Plus généralement, la langue de Camilleri est représentative du très riche idiome constitué au fil des siècles par les Siciliens cultivés, au point de contact entre le dialecte populaire de l'île, la langue des autres régions d'ltalie (et plus tard l'italien officiel, celui d'un Etat central tardif et lointain), et les langues des peuples qui, depuis deux millénaires, ont, tour à tour, débarqué sur ce triangle fertile planté entre l'Orient et l'Occident de la Méditerranée, de ces conquérants qui se sont emparés de la Sicile avant qu'elle ne s’empare d'eux.

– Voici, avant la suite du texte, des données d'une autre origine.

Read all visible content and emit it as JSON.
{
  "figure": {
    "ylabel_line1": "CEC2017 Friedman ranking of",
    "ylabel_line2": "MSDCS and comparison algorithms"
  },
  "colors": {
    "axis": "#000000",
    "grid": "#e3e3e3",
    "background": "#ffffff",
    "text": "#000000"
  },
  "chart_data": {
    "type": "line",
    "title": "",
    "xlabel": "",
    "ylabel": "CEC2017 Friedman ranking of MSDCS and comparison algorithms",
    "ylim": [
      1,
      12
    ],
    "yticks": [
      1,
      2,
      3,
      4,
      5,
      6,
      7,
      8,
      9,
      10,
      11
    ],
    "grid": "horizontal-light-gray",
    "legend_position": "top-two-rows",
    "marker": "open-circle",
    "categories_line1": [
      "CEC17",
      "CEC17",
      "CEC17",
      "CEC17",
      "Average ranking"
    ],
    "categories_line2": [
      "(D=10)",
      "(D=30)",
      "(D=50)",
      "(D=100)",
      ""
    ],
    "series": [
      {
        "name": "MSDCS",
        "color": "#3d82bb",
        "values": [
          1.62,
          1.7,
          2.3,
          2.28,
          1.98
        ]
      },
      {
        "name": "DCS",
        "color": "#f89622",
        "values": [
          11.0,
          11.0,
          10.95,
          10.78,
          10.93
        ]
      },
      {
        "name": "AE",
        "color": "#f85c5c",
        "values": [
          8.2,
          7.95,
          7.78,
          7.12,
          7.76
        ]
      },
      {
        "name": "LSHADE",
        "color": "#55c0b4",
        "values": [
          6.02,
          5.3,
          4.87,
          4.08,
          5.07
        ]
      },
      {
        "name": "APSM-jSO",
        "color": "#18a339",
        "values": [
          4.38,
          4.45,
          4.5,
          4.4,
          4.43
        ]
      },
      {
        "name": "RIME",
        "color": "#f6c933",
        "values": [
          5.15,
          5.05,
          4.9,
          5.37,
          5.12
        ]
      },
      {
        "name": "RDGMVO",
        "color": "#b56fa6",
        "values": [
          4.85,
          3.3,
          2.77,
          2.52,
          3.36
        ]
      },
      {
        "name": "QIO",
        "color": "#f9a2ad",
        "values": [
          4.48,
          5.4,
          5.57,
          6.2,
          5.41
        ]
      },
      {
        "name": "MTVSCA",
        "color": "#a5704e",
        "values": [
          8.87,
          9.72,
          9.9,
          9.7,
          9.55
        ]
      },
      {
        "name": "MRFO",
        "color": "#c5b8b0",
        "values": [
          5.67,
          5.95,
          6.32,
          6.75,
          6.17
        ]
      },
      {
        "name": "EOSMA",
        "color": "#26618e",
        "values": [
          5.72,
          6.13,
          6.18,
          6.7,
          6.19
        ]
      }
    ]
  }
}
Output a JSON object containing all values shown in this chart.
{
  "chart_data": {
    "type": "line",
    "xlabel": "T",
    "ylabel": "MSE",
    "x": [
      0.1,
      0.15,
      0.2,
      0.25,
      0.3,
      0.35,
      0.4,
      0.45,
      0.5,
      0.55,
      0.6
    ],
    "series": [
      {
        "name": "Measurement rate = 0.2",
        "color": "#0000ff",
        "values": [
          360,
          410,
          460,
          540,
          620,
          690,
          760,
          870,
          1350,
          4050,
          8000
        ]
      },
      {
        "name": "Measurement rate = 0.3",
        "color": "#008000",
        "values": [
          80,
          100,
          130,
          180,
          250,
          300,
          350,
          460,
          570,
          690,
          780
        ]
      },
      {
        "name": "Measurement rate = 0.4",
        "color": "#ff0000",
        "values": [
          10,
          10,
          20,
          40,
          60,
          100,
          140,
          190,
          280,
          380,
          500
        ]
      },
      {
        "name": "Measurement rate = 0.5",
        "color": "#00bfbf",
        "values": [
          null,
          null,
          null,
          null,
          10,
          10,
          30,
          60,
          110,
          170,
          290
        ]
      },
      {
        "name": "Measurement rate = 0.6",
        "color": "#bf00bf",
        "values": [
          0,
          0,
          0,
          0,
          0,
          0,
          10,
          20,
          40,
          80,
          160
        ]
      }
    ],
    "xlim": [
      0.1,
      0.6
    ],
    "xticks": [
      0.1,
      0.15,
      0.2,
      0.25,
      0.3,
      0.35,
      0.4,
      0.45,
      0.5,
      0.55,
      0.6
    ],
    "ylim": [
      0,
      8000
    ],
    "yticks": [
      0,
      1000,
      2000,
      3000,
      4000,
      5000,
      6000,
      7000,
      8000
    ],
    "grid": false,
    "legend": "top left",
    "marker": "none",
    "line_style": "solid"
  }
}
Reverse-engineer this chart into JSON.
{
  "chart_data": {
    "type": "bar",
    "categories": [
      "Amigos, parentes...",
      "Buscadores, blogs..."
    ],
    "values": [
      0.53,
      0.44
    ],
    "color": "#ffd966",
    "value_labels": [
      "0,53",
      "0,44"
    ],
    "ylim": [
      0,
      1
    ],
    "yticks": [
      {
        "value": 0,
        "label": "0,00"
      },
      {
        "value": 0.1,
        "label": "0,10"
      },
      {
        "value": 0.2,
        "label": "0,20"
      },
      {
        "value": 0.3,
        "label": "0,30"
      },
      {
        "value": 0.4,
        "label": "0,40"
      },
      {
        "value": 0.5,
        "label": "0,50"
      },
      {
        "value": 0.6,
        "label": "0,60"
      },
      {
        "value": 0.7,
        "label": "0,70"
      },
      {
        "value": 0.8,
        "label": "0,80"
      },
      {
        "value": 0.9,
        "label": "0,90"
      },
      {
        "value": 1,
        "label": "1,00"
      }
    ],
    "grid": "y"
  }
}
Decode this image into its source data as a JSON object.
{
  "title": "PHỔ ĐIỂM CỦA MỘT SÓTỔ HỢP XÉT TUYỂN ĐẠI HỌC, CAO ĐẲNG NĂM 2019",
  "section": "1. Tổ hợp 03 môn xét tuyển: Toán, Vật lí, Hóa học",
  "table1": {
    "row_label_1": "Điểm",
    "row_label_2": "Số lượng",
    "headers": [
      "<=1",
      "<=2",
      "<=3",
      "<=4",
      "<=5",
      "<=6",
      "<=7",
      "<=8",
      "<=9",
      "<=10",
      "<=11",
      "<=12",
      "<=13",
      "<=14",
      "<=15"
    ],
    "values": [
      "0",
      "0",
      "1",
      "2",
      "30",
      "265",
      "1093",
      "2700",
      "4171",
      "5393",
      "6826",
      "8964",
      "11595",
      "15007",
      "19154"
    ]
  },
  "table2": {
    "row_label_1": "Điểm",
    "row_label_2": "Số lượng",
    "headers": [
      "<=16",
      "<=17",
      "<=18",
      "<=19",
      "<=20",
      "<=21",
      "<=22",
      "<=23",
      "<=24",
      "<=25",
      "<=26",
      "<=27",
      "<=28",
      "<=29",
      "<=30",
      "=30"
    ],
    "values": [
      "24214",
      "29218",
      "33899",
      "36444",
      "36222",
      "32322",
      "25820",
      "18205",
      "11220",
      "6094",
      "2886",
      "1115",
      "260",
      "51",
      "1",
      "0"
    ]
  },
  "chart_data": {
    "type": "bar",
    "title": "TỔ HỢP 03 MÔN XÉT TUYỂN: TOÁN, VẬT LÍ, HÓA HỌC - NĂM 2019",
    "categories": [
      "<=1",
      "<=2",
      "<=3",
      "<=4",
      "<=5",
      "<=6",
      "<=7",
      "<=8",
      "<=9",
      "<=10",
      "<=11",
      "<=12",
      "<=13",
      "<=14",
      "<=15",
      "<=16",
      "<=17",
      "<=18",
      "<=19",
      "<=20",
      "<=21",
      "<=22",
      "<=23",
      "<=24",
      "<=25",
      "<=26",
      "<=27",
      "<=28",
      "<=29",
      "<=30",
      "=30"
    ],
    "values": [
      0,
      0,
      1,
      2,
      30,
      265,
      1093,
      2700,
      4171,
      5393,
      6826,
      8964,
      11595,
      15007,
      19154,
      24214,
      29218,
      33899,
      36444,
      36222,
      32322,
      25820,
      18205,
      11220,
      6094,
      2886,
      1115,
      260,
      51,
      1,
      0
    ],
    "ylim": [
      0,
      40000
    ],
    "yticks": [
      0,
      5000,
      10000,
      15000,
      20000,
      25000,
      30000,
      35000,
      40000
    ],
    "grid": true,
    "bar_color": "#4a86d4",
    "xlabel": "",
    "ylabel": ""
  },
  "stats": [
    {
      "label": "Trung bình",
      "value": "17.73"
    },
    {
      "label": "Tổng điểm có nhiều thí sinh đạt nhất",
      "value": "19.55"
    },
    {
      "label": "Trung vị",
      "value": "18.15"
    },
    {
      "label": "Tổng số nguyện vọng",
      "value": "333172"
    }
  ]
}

Du fond de cette langue, de son soubassement étymologique comme de sa charpente syntaxique, ce sont les Grecs qui nous parlent (et jusque dans l'humble mot catojo, le logis des plus pauvres), et aussi les Byzantins, les Romains, les Arabes (qui ont régné deux siècles et influencé chaque aspect de la vie en Sicile, de la cuisine au sentiment de la fatalité), les Normands de Roger II et de sa dynastie, les Allemands du Suédois Frédéric II, les Angevins (qui ont laissé derrière eux, après les fameuses Vêpres, tant de cataferi - cadavres, et d'autres mots bien vivants d'origine «française»...), les Catalans, les Castillans (sous la pilaia de Montalbano, la playa), et jusqu'aux Américains, ultimes débarqués à avoir laissé leur trace dans la toponymie de Vigàta et ses «gratte-ciel nains».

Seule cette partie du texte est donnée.